In graph-theoretic mathematics, the circuit rank, cyclomatic number, or nullity of an undirected graph ${\displaystyle G}$ is the minimum number ${\displaystyle r}$ of edges to remove from ${\displaystyle G}$ to remove all its cycles, making it into a forest. Unlike the corresponding feedback arc set problem for directed graphs, it is easily computed, using the simple formula

${\displaystyle r=m-n+c}$,

where ${\displaystyle m}$ is the number of edges in ${\displaystyle G}$, ${\displaystyle n}$ is the number of vertices, and ${\displaystyle c}$ is the number of connected components.[1]

Under the name of cyclomatic number, the concept was introduced by Gustav Kirchhoff.[2][3]

## Related concepts

The circuit rank is the corank of the graphic matroid of ${\displaystyle G}$,[4] from which it can be seen that a greedy algorithm that removes edges one by one, at each step removing an edge that belongs to at least one cycle of the remaining graph, will necessarily find a set of ${\displaystyle r}$ edges the removal of which leaves ${\displaystyle G}$ acyclic. Alternatively, such a set may be found as the complement of a spanning forest of ${\displaystyle G}$.

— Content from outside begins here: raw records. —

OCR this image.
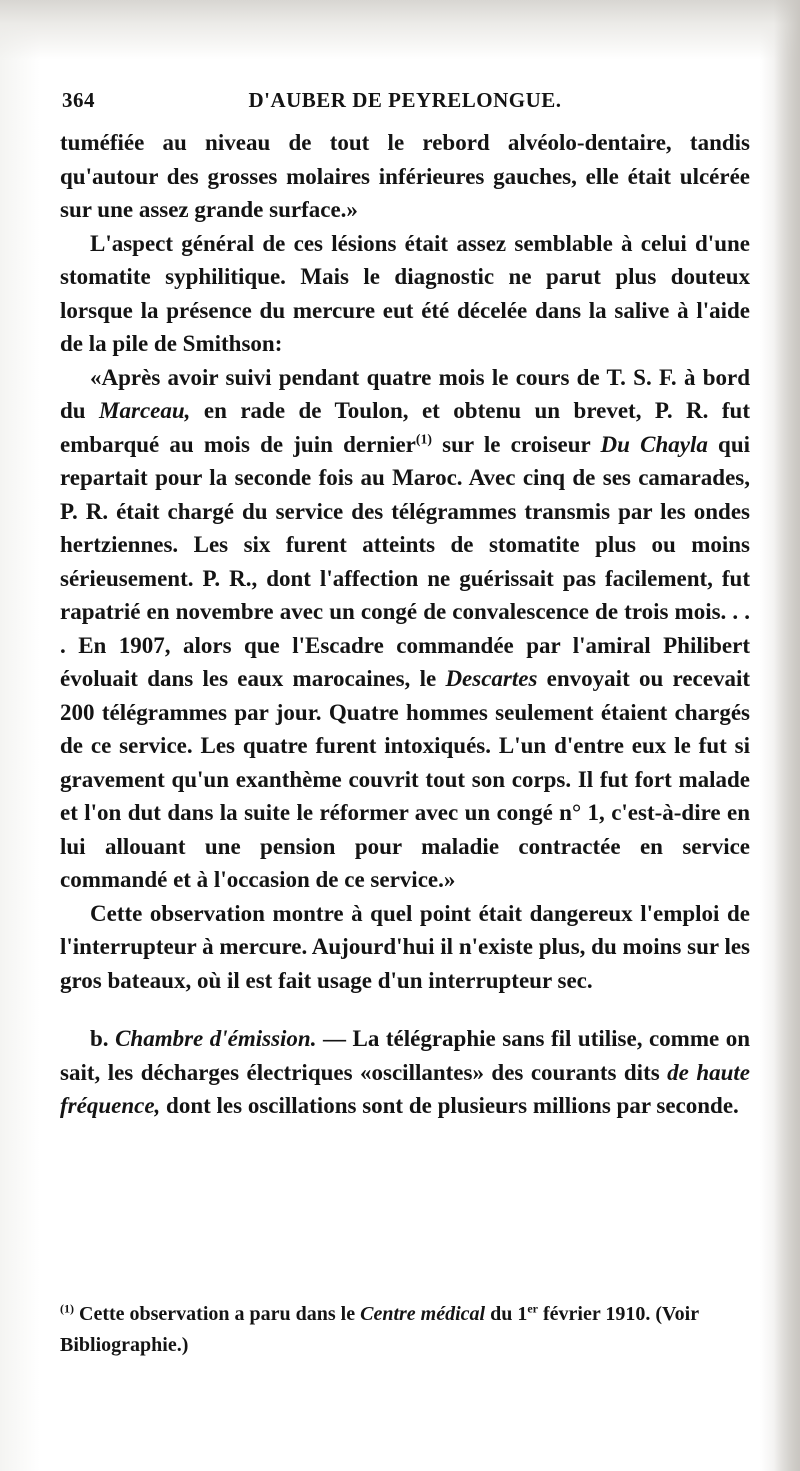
364	D'AUBER DE PEYRELONGUE.

tuméfiée au niveau de tout le rebord alvéolo-dentaire, tandis qu'autour des grosses molaires inférieures gauches, elle était ulcérée sur une assez grande surface.»

L'aspect général de ces lésions était assez semblable à celui d'une stomatite syphilitique. Mais le diagnostic ne parut plus douteux lorsque la présence du mercure eut été décelée dans la salive à l'aide de la pile de Smithson:

«Après avoir suivi pendant quatre mois le cours de T. S. F. à bord du Marceau, en rade de Toulon, et obtenu un brevet, P. R. fut embarqué au mois de juin dernier$^{(1)}$ sur le croiseur Du Chayla qui repartait pour la seconde fois au Maroc. Avec cinq de ses camarades, P. R. était chargé du service des télégrammes transmis par les ondes hertziennes. Les six furent atteints de stomatite plus ou moins sérieusement. P. R., dont l'affection ne guérissait pas facilement, fut rapatrié en novembre avec un congé de convalescence de trois mois. . . . En 1907, alors que l'Escadre commandée par l'amiral Philibert évoluait dans les eaux marocaines, le Descartes envoyait ou recevait 200 télégrammes par jour. Quatre hommes seulement étaient chargés de ce service. Les quatre furent intoxiqués. L'un d'entre eux le fut si gravement qu'un exanthème couvrit tout son corps. Il fut fort malade et l'on dut dans la suite le réformer avec un congé n° 1, c'est-à-dire en lui allouant une pension pour maladie contractée en service commandé et à l'occasion de ce service.»

Cette observation montre à quel point était dangereux l'emploi de l'interrupteur à mercure. Aujourd'hui il n'existe plus, du moins sur les gros bateaux, où il est fait usage d'un interrupteur sec.

b. Chambre d'émission. — La télégraphie sans fil utilise, comme on sait, les décharges électriques «oscillantes» des courants dits de haute fréquence, dont les oscillations sont de plusieurs millions par seconde.

$^{(1)}$ Cette observation a paru dans le Centre médical du 1er février 1910. (Voir Bibliographie.)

The cyclomatic number is also the dimension of the cycle space of ${\displaystyle G}$.[1] Topologically, ${\displaystyle G}$ may be viewed as an example of a 1-dimensional simplicial complex, and its cyclomatic number is the rank of the first (integer) homology group of this complex,[5]

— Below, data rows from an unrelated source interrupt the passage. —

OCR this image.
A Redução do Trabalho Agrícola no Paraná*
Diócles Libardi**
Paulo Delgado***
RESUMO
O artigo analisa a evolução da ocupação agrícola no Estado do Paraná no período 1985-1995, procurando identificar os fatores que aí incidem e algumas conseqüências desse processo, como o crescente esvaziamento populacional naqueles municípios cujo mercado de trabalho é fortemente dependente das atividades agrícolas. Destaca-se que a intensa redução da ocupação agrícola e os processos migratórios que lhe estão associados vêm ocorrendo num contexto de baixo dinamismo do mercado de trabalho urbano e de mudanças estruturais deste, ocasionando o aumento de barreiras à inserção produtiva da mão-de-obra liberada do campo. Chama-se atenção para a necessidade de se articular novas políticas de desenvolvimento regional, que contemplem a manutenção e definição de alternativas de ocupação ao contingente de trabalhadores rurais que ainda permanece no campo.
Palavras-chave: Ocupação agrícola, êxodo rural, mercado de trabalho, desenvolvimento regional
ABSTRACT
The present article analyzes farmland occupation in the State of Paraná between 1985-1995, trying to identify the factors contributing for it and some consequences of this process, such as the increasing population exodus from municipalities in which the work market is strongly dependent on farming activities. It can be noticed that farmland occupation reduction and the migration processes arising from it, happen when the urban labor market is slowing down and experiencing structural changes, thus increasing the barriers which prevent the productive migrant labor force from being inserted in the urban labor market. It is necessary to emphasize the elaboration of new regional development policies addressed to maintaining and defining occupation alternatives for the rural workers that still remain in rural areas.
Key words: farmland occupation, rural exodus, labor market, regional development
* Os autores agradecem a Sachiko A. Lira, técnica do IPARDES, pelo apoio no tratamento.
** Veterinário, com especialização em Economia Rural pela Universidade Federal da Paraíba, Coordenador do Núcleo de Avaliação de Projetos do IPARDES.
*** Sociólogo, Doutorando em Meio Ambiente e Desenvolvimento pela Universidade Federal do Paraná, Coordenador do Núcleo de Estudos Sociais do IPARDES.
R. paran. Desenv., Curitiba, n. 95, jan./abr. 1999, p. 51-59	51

${\displaystyle r=\operatorname {rank} \left[H_{1}(G,\mathbb {Z} )\right]}$,

and because of this the cyclomatic number is also called the first Betti number.[6]

The circuit rank controls the number of ears in an ear decomposition of a graph: in a biconnected graph with circuit rank ${\displaystyle r}$, every open ear decomposition has exactly ${\displaystyle r}$ ears.[7]

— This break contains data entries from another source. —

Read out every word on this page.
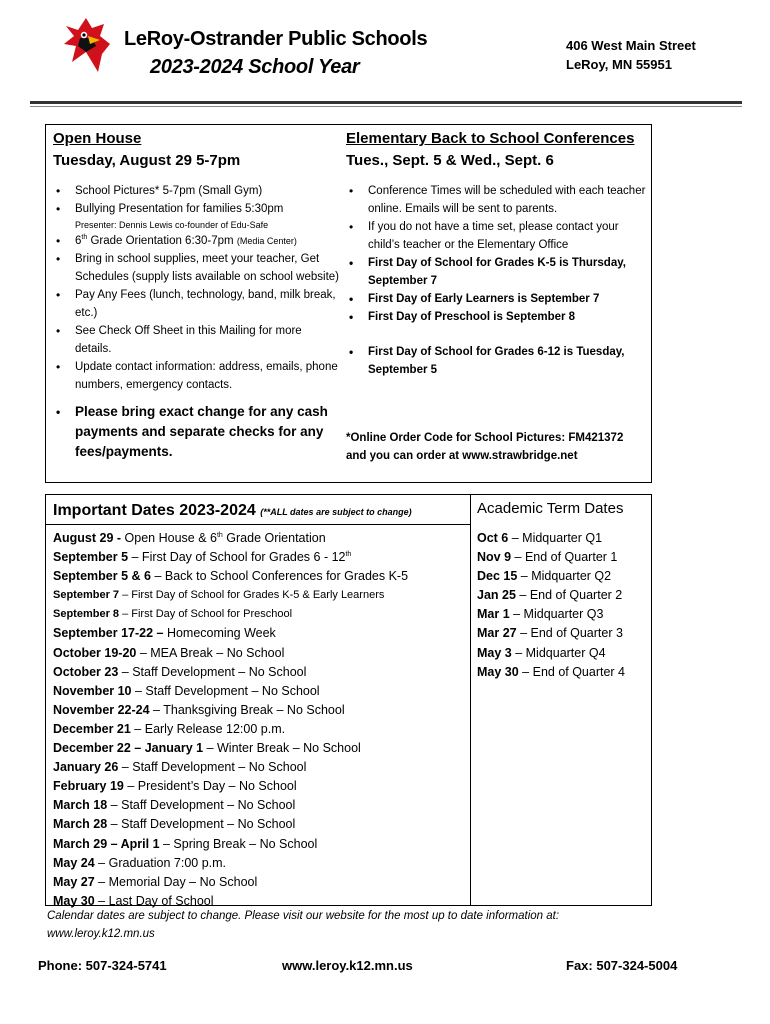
LeRoy-Ostrander Public Schools
2023-2024 School Year
406 West Main Street
LeRoy, MN 55951
Open House
Tuesday, August 29 5-7pm
• School Pictures* 5-7pm (Small Gym)
• Bullying Presentation for families 5:30pm
Presenter: Dennis Lewis co-founder of Edu-Safe
• 6th Grade Orientation 6:30-7pm (Media Center)
• Bring in school supplies, meet your teacher, Get Schedules (supply lists available on school website)
• Pay Any Fees (lunch, technology, band, milk break, etc.)
• See Check Off Sheet in this Mailing for more details.
• Update contact information: address, emails, phone numbers, emergency contacts.
• Please bring exact change for any cash payments and separate checks for any fees/payments.
Elementary Back to School Conferences
Tues., Sept. 5 & Wed., Sept. 6
• Conference Times will be scheduled with each teacher online. Emails will be sent to parents.
• If you do not have a time set, please contact your child’s teacher or the Elementary Office
• First Day of School for Grades K-5 is Thursday, September 7
• First Day of Early Learners is September 7
• First Day of Preschool is September 8
• First Day of School for Grades 6-12 is Tuesday, September 5
*Online Order Code for School Pictures: FM421372 and you can order at www.strawbridge.net
Important Dates 2023-2024 (**ALL dates are subject to change)
August 29 - Open House & 6th Grade Orientation
September 5 – First Day of School for Grades 6 - 12th
September 5 & 6 – Back to School Conferences for Grades K-5
September 7 – First Day of School for Grades K-5 & Early Learners
September 8 – First Day of School for Preschool
September 17-22 – Homecoming Week
October 19-20 – MEA Break – No School
October 23 – Staff Development – No School
November 10 – Staff Development – No School
November 22-24 – Thanksgiving Break – No School
December 21 – Early Release 12:00 p.m.
December 22 – January 1 – Winter Break – No School
January 26 – Staff Development – No School
February 19 – President’s Day – No School
March 18 – Staff Development – No School
March 28 – Staff Development – No School
March 29 – April 1 – Spring Break – No School
May 24 – Graduation 7:00 p.m.
May 27 – Memorial Day – No School
May 30 – Last Day of School
Academic Term Dates
Oct 6 – Midquarter Q1
Nov 9 – End of Quarter 1
Dec 15 – Midquarter Q2
Jan 25 – End of Quarter 2
Mar 1 – Midquarter Q3
Mar 27 – End of Quarter 3
May 3 – Midquarter Q4
May 30 – End of Quarter 4
Calendar dates are subject to change. Please visit our website for the most up to date information at: www.leroy.k12.mn.us
Phone: 507-324-5741	www.leroy.k12.mn.us	Fax: 507-324-5004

Other numbers defined in terms of edge deletion from undirected graphs include the edge connectivity, the minimum number of edges to delete in order to disconnect the graph, and matching preclusion, the minimum number of edges to delete in order to prevent the existence of a perfect matching.

## Almost trees

A graph with cyclomatic number ${\displaystyle r}$ is also called a r-almost-tree, because only r edges need to be removed from the graph to make it into a tree or forest. A 1-almost-tree is a near-tree: a connected near-tree is a pseudotree, a cycle with a (possibly trivial) tree rooted at each vertex.[8]

Several authors have studied the parameterized complexity of graph algorithms on r-near-trees, parameterized by ${\displaystyle r}$.[9][10]